• Source: Clarrie Hermes
  • Clarence Lindsay Hermes (16 January 1921 – 24 January 1991) was an Australian barrister and magistrate.
    He was born at Arncliffe in Sydney to schoolteacher Alphonse Réné Hermès and Daphne Browne. From 1928 he lived in South Australia with his family, and in 1936 graduated from Birdwood High School in Adelaide. He was unable to afford university and so worked for the Adelaide Advertiser as a copy boy and then as a clerk at the Union Bank of Australia. He served in the Royal Australian Air Force during World War II as a radio and intelligence officer. Following his return, under the Commonwealth Reconstruction Training Scheme, he studied law at the University of Adelaide.
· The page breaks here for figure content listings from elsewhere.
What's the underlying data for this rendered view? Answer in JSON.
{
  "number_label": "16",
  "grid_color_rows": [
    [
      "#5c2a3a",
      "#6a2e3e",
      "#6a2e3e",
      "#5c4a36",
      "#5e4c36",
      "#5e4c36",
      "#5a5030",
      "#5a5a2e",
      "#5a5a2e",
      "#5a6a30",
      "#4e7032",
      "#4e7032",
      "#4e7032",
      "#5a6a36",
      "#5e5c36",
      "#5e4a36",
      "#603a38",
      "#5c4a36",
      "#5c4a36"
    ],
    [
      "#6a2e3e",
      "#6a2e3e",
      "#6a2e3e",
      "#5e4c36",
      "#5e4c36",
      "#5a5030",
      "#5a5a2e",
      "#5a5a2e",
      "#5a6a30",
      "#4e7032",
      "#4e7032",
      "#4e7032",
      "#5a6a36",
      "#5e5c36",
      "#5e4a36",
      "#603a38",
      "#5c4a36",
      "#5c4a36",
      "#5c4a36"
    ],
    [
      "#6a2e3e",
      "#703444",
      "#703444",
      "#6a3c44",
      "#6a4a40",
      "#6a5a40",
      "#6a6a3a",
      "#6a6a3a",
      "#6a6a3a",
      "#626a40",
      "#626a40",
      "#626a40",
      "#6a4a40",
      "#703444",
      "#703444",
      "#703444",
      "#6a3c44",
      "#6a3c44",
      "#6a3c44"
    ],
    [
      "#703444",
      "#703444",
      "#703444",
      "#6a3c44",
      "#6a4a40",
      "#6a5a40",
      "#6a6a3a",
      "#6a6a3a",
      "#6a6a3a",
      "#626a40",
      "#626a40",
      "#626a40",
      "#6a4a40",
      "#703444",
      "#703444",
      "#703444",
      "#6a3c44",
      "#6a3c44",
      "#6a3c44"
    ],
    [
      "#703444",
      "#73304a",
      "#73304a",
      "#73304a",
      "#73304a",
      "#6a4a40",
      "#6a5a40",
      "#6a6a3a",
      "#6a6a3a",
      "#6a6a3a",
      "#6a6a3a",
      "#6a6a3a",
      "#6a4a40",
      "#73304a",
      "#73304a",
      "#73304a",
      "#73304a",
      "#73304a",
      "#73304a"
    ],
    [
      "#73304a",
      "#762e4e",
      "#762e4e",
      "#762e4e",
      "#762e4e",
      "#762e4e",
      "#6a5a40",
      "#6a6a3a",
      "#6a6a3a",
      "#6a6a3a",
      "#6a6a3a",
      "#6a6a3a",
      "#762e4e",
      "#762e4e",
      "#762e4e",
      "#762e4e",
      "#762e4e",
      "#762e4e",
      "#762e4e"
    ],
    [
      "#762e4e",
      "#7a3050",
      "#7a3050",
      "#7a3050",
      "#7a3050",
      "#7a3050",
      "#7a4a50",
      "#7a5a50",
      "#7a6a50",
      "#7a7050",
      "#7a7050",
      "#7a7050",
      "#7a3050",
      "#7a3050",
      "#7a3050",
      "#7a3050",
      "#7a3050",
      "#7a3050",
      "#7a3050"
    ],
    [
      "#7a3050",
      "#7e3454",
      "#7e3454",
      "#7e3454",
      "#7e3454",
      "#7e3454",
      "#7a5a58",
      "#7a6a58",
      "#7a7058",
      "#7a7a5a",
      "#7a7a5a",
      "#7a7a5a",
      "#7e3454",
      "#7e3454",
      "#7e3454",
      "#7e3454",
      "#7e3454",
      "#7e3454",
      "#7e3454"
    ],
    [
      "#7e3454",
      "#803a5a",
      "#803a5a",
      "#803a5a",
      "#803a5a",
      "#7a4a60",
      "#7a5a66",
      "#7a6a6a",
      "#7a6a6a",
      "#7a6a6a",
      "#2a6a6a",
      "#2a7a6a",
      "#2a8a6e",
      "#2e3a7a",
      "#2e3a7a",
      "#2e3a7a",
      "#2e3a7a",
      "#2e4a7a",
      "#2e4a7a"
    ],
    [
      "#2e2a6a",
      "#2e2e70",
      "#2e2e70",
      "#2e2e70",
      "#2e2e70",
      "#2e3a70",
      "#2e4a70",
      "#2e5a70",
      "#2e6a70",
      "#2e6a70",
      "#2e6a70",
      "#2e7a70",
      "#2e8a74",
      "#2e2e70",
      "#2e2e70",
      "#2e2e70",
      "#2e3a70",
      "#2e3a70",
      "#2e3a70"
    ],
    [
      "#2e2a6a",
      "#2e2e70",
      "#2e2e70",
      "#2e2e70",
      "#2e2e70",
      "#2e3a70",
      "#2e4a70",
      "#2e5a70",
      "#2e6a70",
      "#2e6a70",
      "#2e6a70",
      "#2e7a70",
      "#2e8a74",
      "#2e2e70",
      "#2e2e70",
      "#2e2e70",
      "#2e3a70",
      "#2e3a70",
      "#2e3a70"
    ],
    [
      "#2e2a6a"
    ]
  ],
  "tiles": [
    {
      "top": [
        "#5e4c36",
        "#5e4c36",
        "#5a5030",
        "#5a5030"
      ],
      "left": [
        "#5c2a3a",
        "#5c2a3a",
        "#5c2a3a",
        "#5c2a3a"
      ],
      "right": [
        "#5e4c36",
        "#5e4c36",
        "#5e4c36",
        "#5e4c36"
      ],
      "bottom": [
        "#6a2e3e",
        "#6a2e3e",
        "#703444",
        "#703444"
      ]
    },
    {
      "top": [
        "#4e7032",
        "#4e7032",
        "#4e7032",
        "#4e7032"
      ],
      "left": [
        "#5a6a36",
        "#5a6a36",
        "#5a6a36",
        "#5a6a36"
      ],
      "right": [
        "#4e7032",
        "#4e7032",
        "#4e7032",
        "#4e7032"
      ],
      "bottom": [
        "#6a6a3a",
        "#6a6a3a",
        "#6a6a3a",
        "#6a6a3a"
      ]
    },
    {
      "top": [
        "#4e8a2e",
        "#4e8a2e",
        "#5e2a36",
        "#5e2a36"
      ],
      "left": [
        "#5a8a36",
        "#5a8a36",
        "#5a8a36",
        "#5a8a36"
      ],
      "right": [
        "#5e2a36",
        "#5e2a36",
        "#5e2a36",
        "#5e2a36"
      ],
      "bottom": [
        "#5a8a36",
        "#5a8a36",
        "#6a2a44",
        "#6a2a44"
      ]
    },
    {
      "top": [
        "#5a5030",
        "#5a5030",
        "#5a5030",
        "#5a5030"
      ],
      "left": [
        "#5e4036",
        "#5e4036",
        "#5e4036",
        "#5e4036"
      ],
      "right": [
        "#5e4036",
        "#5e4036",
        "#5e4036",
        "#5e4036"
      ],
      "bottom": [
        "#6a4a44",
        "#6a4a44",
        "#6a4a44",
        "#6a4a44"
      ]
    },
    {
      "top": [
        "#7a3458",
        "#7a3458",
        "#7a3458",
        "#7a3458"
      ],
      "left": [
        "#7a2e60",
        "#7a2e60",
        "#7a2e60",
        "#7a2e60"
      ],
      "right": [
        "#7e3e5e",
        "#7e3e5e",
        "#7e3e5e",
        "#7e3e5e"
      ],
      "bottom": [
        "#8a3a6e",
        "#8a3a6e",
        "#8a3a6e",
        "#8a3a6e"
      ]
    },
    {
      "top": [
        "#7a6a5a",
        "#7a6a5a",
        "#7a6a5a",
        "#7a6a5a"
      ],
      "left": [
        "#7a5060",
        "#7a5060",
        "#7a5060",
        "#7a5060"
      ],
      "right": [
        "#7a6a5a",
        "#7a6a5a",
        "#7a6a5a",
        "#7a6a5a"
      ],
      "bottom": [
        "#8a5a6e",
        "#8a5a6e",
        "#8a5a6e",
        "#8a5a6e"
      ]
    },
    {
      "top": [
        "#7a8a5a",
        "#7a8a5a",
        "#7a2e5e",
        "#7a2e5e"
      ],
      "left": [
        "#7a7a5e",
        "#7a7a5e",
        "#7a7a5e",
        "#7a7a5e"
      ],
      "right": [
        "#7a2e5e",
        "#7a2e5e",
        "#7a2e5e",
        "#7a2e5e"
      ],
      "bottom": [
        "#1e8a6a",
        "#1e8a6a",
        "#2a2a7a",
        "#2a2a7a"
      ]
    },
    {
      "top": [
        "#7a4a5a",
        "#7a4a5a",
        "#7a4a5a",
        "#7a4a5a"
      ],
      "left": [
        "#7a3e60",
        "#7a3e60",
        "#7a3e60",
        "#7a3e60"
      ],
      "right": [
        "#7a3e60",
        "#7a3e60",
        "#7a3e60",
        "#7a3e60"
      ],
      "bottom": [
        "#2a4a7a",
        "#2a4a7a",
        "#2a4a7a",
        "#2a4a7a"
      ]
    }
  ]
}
    In 1950 he was called to the Bar and joined a firm in Whyalla. On 9 May 1953 he married nurse Betty Ellen Lewthwaite. In 1953 he was recruited by the Australian Secret Intelligence Service and was sent to train with MI6. In 1957 he was expecting an appointment in Indonesia, but the dismissal of Alfred Deakin Brookes put his future in question and he resigned to work for the Crown Solicitor's Office. In 1961 he was appointed to the Adelaide Police Court as a magistrate, and in 1963 moved to Canberra as an additional stipendiary magistrate on the Court of Petty Sessions. He developed a keen interest in the rehabilitation of young offenders. He was given the Canberra Citizen of the Year award in 1968.
    In 1969 he received a Winston Churchill Memorial Trusts Fellowship and visited Europe and the United States studying legal practices surrounding young offenders. In 1970 he was persuaded by the Liberal Party to stand for a by-election for the House of Representatives seat of Australian Capital Territory, but he was defeated by Kep Enderby of the Labor Party. He then became London representative of the Attorney-General's Department, and in 1980 was appointed Chief Magistrate for the Australian Capital Territory.
    Hermes retired from the bench in 1984, but later served as chair of the ACT Credit Tribunal and as a government consultant. He died in 1991 in Canberra Hospital after a heart attack. Clarrie Hermes Drive in Gungahlin and Clarrie Hermes Park in Hughes, where Hermes lived, are named in his honour.